Don’t stop the music…

The Guards marching through St. James’s Park on their way to church, illustration in Wight’s ‘Sunday in London’ (1833)

Recently I was asked by the Hartley Library Archives to nominate a favourite document from the Wellington Papers in honour of the 40th anniversary of their arrival at the University of Southampton.

The document I selected dates from 5 December 1828 during Wellington’s first tenure as prime minister. In the letter, Wellington discusses reductions to the permanent staff of militia regiments, which had been retained following the Napoleonic Wars to expedite training and reorganisation in the event of future conflict or civil disorder. I chose this item because of its connection to my research on military music, encapsulated in what might at first seem a curious aside: ‘It is desireable [sic] not to deprive the colonels of their bands.’

Wellington’s wish to safeguard military musicians amid cost-cutting measures illustrates not only his unwillingness to offend the militia colonels – politically influential figures who often sat in parliament – but also the importance that these commanders placed on regimental bands. This predilection did not go unnoticed by critics, with one radical MP complaining in 1822 that  ‘one-half of the money appropriated for maintaining [the post-war militia] was spent in drums, fifes, and music’. While this figure appears to be an exaggeration, it was not unusual for one-third of militia cadres to be employed as drummers and band musicians. These regimental performers remained acutely audible in civilian settings in the decades after Waterloo. Besides enlivening the country houses of their colonels, they staged free open-air concerts for socially diverse audiences and appeared at elections, balls, fairs, and other public events in a constellation of county towns. Recalling his youth in Richmond, North Yorkshire in the 1820s and 1830s, Matthew Bell described the expert militia band as a ‘very popular’ source of free entertainment for poorer townspeople and claimed it aroused ‘a slumbering talent for music in some of those who heard its martial and inspiring strains.’

A preoccupation with regimental bands was not solely the preserve of a largely inactive force like the post-1815 militia. Indeed, the wartime military’s keen cultivation of music was also widely acknowledged. A former inspector of army hospitals, for example, observed in 1804 that martial music ‘occupies much of the attention of military persons’, with ‘trumpets, clarinets, serpents, tambours, tambourines, &c. bearing, in some corps, a high proportion to the firelocks’. Wellington himself, the son of a composer, was known to be a musical aficionado, while many other army officers invested heavily in their regimental ensembles, regarding them as valuable social amenities, sources of unit prestige, and essential to military morale. Officers also commonly learned to play instruments such as the violin or flute as a genteel accomplishment. There were, however, some limits to the Iron Duke’s musical patronage. On taking charge of the Royal Horse Guards (The Blues) in 1813, he decided to downsize the regimental band.

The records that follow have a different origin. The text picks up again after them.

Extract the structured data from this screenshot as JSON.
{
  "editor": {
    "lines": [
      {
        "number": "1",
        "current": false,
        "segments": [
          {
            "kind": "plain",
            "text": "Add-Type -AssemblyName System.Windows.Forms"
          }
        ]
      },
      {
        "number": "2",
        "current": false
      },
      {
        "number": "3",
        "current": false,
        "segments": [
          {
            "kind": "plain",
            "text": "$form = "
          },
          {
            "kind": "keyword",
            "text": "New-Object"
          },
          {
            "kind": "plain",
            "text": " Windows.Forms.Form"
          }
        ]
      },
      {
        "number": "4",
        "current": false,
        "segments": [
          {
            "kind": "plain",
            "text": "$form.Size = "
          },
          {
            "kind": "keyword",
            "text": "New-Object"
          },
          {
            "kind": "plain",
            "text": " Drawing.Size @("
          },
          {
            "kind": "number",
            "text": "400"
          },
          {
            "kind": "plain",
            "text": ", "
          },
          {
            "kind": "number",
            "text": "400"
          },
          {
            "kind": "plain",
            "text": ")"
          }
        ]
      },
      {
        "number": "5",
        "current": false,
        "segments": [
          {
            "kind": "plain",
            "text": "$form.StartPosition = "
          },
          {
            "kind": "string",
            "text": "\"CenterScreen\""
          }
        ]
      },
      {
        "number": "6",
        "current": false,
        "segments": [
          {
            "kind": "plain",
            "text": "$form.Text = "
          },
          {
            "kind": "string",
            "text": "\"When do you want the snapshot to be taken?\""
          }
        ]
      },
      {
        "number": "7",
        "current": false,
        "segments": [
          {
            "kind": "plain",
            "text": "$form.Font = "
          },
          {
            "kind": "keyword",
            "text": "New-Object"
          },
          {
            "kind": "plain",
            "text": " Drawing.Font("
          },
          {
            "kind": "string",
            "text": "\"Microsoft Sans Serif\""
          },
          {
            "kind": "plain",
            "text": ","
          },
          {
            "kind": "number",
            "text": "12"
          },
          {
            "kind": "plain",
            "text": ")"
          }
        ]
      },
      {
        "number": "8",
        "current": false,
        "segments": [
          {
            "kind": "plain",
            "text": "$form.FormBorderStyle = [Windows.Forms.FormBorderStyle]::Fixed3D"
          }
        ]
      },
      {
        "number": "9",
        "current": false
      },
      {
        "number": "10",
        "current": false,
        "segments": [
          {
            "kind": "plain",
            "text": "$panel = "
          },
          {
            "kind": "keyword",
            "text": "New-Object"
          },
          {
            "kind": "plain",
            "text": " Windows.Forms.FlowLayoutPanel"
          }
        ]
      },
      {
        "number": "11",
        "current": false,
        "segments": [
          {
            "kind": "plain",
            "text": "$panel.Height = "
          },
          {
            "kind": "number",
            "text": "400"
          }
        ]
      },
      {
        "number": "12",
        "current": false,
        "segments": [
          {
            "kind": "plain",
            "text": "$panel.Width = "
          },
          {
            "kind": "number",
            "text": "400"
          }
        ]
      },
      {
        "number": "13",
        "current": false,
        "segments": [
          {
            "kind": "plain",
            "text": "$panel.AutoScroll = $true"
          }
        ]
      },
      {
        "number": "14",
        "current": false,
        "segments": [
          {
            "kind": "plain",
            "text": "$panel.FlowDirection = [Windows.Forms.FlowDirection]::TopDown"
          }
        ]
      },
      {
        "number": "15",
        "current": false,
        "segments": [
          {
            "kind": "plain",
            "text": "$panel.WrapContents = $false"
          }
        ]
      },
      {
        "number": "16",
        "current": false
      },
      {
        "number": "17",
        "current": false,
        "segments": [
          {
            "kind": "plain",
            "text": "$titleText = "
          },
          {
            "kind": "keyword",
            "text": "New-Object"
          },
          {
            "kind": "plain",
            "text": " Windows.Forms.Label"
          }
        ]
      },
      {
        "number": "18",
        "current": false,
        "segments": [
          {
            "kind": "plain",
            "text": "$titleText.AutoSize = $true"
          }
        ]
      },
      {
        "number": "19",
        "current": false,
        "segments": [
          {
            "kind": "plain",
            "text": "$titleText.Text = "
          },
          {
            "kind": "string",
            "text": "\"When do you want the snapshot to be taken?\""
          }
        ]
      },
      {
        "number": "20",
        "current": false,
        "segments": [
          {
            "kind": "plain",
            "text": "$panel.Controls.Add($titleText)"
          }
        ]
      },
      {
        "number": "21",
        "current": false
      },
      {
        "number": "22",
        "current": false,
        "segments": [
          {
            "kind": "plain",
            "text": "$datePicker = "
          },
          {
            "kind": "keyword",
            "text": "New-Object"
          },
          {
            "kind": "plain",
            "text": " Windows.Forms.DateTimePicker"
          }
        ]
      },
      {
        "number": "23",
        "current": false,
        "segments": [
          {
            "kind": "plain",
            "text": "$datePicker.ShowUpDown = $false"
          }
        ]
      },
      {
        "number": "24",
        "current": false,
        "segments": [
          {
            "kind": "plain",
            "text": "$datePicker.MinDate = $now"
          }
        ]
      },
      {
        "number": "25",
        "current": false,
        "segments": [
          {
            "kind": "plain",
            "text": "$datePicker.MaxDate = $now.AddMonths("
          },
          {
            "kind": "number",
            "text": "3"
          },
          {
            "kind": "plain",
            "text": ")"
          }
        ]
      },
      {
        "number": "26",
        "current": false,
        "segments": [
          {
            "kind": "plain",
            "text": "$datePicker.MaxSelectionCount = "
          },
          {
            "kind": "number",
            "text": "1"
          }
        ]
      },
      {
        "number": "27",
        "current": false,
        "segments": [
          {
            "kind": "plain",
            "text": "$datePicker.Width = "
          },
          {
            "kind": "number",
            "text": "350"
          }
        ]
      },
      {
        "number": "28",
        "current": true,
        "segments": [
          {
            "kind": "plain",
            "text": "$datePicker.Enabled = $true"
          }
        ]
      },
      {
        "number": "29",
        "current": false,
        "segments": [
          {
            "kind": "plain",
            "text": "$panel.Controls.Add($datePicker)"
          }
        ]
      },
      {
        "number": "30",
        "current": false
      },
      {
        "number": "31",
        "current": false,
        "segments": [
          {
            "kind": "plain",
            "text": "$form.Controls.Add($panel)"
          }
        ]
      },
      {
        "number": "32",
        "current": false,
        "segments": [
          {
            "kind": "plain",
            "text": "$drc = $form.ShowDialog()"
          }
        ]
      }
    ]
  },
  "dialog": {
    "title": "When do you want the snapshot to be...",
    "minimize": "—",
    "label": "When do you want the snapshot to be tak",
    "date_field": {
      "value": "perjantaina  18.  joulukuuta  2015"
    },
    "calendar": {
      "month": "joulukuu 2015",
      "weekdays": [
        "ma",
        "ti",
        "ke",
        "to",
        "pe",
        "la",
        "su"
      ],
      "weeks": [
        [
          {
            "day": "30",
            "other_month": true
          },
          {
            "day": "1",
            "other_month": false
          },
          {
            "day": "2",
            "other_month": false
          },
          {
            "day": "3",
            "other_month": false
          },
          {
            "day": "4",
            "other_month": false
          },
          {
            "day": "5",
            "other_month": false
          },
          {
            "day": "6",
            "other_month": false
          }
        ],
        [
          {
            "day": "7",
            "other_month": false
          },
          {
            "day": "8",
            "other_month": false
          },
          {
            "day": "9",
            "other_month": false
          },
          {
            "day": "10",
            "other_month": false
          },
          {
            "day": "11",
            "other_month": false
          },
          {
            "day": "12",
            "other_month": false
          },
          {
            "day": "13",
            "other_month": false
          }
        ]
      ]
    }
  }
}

The musicians were popular with the corps and Princess Charlotte but cost more than £900 a year – an eye-watering sum which had largely been borne by Wellington’s predecessor, the Duke of Northumberland.

WP1/974/9: Copy of a letter from Arthur Wellesley, first Duke of Wellington, to Robert Peel approving the letter on the reduction of the staff of the militia, 5 December 1828: contemporary copy

Copy, in the hand of a secretary, of a letter from Arthur Wellesley, first Duke of Wellington, Stratfield Saye, Hampshire, to Robert Peel, [Secretary of State for Home Affairs]: the Duke agrees with the expediency of sending the letter on the reduction of staff in the militia. The number of drummers fixed by Hardinge was one for every company. “It is desireable not to deprive the colonels of their bands.’